Messi

Ídolos con pies de barro

De pequeño jugué algo al fútbol, pero casi siempre de portero, pues me parecía el jugador más importante, puesto que, si alguien mete un gol, es por la sencilla razón de que el portero no ha podido parar la pelota. Así es que un buen portero podría acabar con la gloria de todo jugador.

Pero no me ha gustado el fútbol, no por el juego en sí, que es indiferente, sino por el vergonzoso comercio multimillonario en el que se ha convertido. En general, todo juego o deporte que pasa a ser profesional se desvirtúa y, con el paso de los siglos se ha corrompido. ¿Que queda de la gloria de los juegos Olímpicos que se reconocía con una corona de laurel?

Estos días Messi es la gran noticia, cuando a una persona normal le debería importar un pimiento. Y no me meto con él como persona, que no le conozco, sino porque es un paradigma de nuestra locura social que eleva al olimpo de los dioses a personas de carne y hueso, pero que además cobran cifras astronómicas (que los dioses, por cierto, no cobran).

Me viene a la cabeza el recuerdo del dios Maradona, a quien también se le puso en la cima por una manada de fans enloquecidos por todo el mundo, despertando pasiones y nacionalismos varios. Y ya saben cómo acabó su historia. Si de algo le sirvió la gloria es que todavía siga con vida, porque otro con menos ingresos, no hubiera sobrevivido a las drogas que lo consumen.

La gloria y el honor es siempre un peligro para el ego.
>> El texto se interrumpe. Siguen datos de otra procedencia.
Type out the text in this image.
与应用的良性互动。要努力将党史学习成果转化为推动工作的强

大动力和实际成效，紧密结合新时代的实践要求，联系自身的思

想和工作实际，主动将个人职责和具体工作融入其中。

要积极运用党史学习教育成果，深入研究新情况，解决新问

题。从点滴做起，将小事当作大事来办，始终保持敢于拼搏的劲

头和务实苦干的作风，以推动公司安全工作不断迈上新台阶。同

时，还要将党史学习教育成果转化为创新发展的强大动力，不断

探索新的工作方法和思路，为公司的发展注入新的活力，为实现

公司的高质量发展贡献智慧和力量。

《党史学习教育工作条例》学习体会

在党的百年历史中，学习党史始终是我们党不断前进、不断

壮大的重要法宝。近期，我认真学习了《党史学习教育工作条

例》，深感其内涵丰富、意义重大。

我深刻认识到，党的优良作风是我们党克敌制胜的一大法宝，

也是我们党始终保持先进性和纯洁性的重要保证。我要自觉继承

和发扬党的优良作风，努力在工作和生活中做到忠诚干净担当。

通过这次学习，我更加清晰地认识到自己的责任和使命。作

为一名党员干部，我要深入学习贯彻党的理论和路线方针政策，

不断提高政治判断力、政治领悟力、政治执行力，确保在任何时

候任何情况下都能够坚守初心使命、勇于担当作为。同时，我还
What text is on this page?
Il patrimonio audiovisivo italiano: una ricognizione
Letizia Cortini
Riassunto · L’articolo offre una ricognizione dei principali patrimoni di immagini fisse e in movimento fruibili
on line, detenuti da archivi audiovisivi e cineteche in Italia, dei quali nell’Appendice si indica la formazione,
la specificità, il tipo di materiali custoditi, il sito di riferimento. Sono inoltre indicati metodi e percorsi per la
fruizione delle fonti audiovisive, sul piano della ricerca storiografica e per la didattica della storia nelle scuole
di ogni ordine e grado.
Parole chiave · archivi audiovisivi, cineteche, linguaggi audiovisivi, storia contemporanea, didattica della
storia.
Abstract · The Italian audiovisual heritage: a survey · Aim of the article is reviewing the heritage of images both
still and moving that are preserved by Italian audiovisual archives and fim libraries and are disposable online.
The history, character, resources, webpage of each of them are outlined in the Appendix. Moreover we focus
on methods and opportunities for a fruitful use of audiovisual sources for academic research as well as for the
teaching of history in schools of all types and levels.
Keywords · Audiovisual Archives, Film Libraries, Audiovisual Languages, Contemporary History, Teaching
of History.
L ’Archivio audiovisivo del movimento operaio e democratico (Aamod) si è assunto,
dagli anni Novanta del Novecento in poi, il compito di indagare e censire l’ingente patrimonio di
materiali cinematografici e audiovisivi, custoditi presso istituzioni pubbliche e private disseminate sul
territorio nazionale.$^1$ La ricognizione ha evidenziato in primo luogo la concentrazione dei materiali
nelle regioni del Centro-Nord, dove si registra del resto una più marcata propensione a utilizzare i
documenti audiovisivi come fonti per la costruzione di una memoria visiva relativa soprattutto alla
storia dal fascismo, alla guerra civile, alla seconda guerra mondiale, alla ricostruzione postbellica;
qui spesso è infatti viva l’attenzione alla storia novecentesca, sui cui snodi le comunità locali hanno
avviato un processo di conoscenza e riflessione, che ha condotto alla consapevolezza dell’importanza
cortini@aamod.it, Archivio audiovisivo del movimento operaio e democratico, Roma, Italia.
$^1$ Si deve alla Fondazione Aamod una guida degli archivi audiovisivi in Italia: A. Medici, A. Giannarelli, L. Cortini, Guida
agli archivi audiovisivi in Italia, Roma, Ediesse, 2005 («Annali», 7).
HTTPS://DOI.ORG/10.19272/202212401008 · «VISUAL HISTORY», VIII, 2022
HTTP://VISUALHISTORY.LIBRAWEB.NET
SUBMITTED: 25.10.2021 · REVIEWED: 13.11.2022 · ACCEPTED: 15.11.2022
Y ahí tenemos a un montón de personajes públicos cuyo único valor es ser admirados por algo banal y por tener mucho dinero. Mi trabajo como auxiliar de ayuda a domicilio a personas con diversidad funcional se me paga a menos de 12000€ al año, y creo que ese trabajo es mucho más valioso que dar patadas a un balón. Y como ese ejemplo todos los que quieran. Piensen en los multimillonarios y en cómo ganan el dinero y luego piensen en los pobres que tenemos el privilegio de poder trabajar, qué es lo que tenemos que hacer para vivir medianamente dignos. ¿Quiénes sirven más a la sociedad? ¿Qué valores representan unos y otros?

Y, sin comparar la calidad de los trabajos, es escandalosa la desigualdad salarial entre unos y otros que además se intentan escaquear de los bajos impuestos que tienen que pagar. Una vergüenza entre tantas.

Si ya me parece una superstición la creencia en un dios que lo maneja todo desde el cielo, mucho más me parece despreciable considerar dioses a estos ídolos de pacotilla, que además no suelen ser un ejemplo de virtudes. Porque, si fueran realmente personas extraordinarias no cobrarían lo que cobran o lo donarían a quienes más lo necesiten.

Lo que más me escandaliza es que a muchos les parece bien por el cacareado mercado libre que compra y vende propiedad privada. Y es sintomático que en el caso de los jugadores de fútbol se hable de su compra. Las personas no se pueden comprar ni vender, a no ser que sean esclavas, que haberlas haylas, y por las cuales estos grandes personajes no mueven un dedo.

Mientras no tengamos una igualdad real todo esto me parece un insulto y hay que acabar de una vez con eso. El capitalismo desata lo más bajo del ser humano y es la madre de la corrupción. No me dejaría comprar por nadie y mucho menos que se me considerase un dios, porque al final me lo podría creer como le ha ocurrido a casi todos los que han pasado por la experiencia. Estamos hartos de reyes corruptos, de ricos que evaden impuestos, y de gentes que cobran millones por dar patadas (o pegar tiros selectivos).

No puede ser que la gran noticia de esta semana sea Messi. El mundo va lo suficientemente mal como para poner el acento en otras cosas. Con gente que lo aplaude no haremos nada, no cambiaremos nada. ¿Hasta cuándo hemos de aguantar?

Me gustaría saber el dinero exacto que se va en estos sueldos y chanchullos millonarios, el dinero que se va en fraude a la Hacienda Pública y el gasto que se hace en cuestiones sociales con grupos vulnerables. Pero eso no lo sabremos, porque todo se disfraza en paraísos fiscales. Y de eso saben mucho nuestras élites, empezando por el ciudadano Juan Carlos y acabando con Messi.

No nos importan sus vidas. Nos importa la desigualdad de recursos.

¿Cuántos problemas resolverían 700 millones de euros, aparte de la compra de Messi?